The semiconductor sector represents 17% of South Korea’s exports, and the country has emerged as a primary beneficiary of the AI boom, with exports increasing over 50% year-on-year. Bank of America Global Research anticipates that South Korea’s significant investments in AI research and development, along with a surge in AI-related patents, will solidify its leadership in AI adoption.
Nonetheless, the analysts caution that rising geopolitical tensions could impact the semiconductor supply chain, particularly due to the escalating conflict between the U.S. and China. Although South Korea has diversified its chip exports away from China, the two countries, along with Hong Kong, accounted for more than 30% of its chip exports in 2023, with exports to the U.S. being roughly equivalent.

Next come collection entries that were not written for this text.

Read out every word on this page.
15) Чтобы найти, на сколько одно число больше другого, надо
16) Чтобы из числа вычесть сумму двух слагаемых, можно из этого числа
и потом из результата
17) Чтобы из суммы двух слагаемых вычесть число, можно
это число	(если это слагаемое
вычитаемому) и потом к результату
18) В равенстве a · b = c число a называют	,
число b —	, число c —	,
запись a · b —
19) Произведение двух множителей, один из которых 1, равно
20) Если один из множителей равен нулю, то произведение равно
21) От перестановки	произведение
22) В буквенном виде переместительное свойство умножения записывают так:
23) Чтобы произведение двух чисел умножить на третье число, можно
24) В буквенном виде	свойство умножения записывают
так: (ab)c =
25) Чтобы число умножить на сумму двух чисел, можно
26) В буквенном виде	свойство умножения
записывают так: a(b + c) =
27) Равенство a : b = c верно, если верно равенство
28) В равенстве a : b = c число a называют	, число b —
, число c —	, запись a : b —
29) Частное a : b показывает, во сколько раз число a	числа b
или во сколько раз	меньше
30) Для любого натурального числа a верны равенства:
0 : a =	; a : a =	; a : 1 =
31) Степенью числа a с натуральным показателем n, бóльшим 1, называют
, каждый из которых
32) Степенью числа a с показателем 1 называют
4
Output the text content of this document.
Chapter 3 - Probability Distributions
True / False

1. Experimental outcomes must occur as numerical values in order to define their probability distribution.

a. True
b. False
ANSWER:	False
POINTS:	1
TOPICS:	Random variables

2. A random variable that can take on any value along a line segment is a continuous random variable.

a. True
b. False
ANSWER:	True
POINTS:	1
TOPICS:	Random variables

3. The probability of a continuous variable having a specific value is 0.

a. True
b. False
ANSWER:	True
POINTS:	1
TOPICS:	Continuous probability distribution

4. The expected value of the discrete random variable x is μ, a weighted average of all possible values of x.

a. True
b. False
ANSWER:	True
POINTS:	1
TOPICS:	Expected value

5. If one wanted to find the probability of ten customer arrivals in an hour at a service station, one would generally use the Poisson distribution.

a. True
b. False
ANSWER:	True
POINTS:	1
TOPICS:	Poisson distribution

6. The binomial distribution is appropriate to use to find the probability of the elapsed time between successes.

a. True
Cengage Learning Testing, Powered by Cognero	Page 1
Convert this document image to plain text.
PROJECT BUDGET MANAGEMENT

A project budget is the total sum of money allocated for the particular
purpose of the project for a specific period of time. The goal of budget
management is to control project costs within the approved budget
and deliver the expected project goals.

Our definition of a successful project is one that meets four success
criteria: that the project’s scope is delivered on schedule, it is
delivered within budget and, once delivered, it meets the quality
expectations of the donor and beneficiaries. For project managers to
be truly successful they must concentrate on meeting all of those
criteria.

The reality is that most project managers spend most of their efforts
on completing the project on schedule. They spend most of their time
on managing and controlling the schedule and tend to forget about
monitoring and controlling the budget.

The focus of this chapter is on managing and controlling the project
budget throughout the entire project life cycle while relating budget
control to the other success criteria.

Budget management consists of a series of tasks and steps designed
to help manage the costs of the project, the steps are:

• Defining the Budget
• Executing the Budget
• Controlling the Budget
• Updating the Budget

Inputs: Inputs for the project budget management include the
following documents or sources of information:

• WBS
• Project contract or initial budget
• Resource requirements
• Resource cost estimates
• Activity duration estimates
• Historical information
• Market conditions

The report highlights that if geopolitical disputes intensify and the U.S. enacts further trade restrictions on advanced or AI-related chip exports to China, it could severely affect South Korea’s memory semiconductor exports. South Korean chip manufacturers also rely on China for certain components and equipment necessary for chip production. Disruptions in this supply chain could complicate South Korean firms’ abilities to produce chips effectively.
Reports indicate that the U.S. has requested South Korea to limit exports to China of equipment and technology used in manufacturing memory chips and advanced logic chips, particularly those more sophisticated than 14-nanometer and DRAM memory chips exceeding 18-nanometer. South Korean officials are reportedly evaluating the U.S. request due to potential consequences for major firms like Samsung and SK Hynix, which have substantial operations in China, its largest trading partner.
Meanwhile, the Biden administration is said to be contemplating the application of an export control known as the foreign direct product rule on allies that continue to supply chipmaking tools and equipment to China. This regulation would prevent the export of any goods to any country if they are produced with a certain percentage of U.S. intellectual property components.